Pierre Dumur leur chef, qui jouait si bien l’autre soir, est passé d’abord par la dif­fi­cile école du cirque. Elle façonne des artistes com­plets, à la fois acro­bates et capa­bles d’improviser des drô­leries dans un cadre de com­me­dia dell’arte.
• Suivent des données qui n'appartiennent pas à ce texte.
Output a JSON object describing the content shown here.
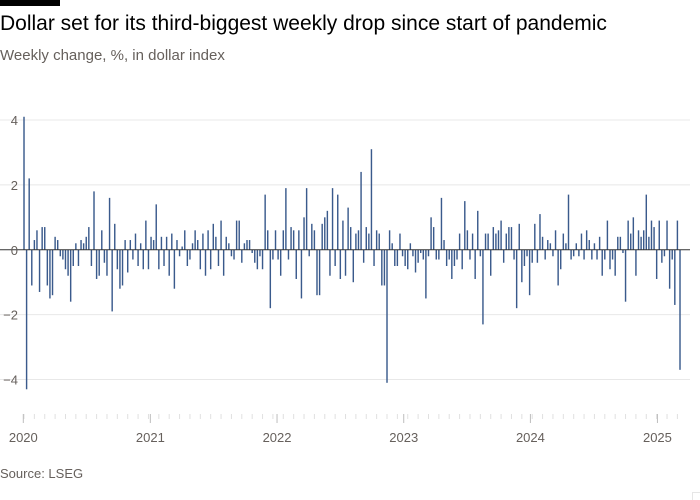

En par­faite con­ti­nu­ité, si l’on veut bien y réfléchir, avec la tra­di­tion des grands Ital­iens du tréteau, comme Scara­mouche, ami de Molière avec qui il partageait la salle du Palais-Roy­al, et capa­ble, dit-on, de se gifler avec le pied à soix­ante-seize ans, à la joie de Louis XIV, qui l’en récom­pen­sa en lui affec­tant la salle de l’hôtel de Bour­gogne après que Lul­li eut raflé celle du Palais- Roy­al pour en faire son opéra, Molière à peine mort.

Une telle maîtrise des arts du cirque, quand elle est asso­ciée, comme chez Pierre Dumur, à un évi­dent sens du “ texte théâ­tral ”, vaut son pesant d’orviétan, croyez-moi.

Si donc vos péré­gri­na­tions vous font un jour tomber sur une affiche des Macadam Phénomènes, ne vous lais­sez pas dérouter par cet inti­t­ulé capa­ble d’inquiéter des crain­tifs, mais courez au con­traire voir leur spec­ta­cle. Je gage que vous ne serez pas déçus.